AFP/Pascale MOLLARD-CHENEBENOIT

Le sculpteur Rodin a réalisé de nombreux portraits de commande mais ses modèles n'appréciaient pas toujours le résultat: Clemenceau était fâché, Anna de Noailles ne goûtait pas la forme de son nez, souligne le Musée Rodin qui met à l'honneur cet art très prisé à la fin du XIXe siècle.

Portraits de Rodin : quand les modèles font la tête
L'exposition "La fabrique du portrait, Rodin face à ses modèles", qui se tient jusqu'au 23 août à Paris, présente près de 120 pièces -croquis, photos, terres cuites, plâtres, marbres, bronzes- qui illustrent la démarche du sculpteur (1840-1917) et ses tâtonnements. Le musée a puisé essentiellement dans ses réserves pour conduire son propos.
"Ce n'est pas moi": Georges Clemenceau était fort mécontent de son buste réalisé en 1911 par Rodin, relève Aline Magnien, commissaire de l'exposition. L'homme politique "attendait un portrait d'empereur romain et le sculpteur lui a fait une tête à la Gengis Khan" le conquérant mongol, souligne-t-elle. Le musée présente sept têtes et bustes de celui qui devint "le Tigre" pendant la guerre de 1914-1918.
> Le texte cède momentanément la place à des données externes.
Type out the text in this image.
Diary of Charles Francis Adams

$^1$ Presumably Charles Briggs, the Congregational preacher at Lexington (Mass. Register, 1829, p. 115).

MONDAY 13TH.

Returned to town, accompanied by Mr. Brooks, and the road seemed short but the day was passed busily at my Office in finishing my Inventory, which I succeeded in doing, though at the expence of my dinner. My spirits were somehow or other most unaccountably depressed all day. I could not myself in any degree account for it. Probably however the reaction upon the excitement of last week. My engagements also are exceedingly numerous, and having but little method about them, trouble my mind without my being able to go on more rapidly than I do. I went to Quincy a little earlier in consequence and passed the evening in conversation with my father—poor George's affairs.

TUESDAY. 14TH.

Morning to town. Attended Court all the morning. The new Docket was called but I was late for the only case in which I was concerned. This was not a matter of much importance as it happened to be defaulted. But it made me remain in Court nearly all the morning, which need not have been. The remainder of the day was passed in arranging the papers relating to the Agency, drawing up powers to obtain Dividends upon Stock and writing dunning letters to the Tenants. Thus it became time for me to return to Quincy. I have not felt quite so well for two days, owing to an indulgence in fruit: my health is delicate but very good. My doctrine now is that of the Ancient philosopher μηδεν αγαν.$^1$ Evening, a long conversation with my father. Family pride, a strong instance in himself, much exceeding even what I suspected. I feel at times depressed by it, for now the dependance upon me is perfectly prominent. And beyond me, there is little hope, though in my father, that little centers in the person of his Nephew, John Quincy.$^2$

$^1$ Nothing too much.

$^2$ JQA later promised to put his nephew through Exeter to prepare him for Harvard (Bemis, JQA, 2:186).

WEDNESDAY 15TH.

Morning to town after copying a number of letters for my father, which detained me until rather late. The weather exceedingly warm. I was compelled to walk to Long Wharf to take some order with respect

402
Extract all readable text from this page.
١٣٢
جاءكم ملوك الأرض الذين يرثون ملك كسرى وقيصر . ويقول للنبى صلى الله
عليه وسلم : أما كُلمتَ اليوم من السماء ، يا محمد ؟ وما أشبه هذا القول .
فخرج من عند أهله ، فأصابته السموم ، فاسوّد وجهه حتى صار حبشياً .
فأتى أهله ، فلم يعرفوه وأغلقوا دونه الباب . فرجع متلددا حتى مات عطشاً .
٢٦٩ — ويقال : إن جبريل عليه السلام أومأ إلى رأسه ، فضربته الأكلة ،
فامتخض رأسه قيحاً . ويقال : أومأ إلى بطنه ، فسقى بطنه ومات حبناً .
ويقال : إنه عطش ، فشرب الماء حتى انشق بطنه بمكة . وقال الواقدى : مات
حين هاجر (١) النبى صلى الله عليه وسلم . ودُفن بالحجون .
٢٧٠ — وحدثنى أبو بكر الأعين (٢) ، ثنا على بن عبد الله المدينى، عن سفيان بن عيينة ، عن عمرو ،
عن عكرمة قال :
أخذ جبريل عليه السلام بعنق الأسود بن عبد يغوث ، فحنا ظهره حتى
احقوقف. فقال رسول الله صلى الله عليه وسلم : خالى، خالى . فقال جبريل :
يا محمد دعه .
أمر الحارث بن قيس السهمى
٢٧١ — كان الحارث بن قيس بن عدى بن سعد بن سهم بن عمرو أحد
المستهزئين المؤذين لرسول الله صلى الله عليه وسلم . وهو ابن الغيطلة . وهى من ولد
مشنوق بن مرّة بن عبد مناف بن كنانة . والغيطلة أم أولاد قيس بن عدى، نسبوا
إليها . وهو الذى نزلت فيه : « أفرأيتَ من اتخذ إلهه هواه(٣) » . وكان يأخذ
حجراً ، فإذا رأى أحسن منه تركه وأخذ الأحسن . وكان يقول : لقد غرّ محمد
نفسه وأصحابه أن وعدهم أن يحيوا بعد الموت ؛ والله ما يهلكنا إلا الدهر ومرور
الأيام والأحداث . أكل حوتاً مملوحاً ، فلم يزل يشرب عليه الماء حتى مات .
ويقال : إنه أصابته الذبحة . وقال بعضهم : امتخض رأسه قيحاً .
La comtesse de Noailles exprima elle aussi sa déception devant son buste, réalisé en 1906. Rodin avait insisté sur son nez, lui donnant une forme de bec d'oiseau de proie. "Tout votre divin génie est là mais non peut-être encore mon visage", écrivit délicatement la poétesse au sculpteur, en le priant de ne pas exposer cette oeuvre.
"Je n'ai jamais menti. Je n'ai jamais flatté mes contemporains. Mes bustes ont souvent déplu parce qu'ils furent toujours sincères", expliquait Rodin. "Ils ont certainement un mérite: la véracité. Qu'elle leur serve de beauté!", ajoutait-il.
Rodin entendait aller au-delà de la ressemblance physique pour s'approprier aussi les "traits moraux" du modèle. Afin d'incarner l'essence du sujet, le sculpteur jouait sur les matières et les échelles, à la recherche d'une "anatomie cérébrale".
Pour s'emparer du modèle, Rodin n'hésitait pas à tourner autour du sujet, à monter sur une chaise pour croquer le haut du crâne. Des techniques qui agaçaient parfois ses modèles. Le pape Benoît XV interrompit rapidement les séances de pose et le sculpteur dut travailler à partir de croquis et de photographies.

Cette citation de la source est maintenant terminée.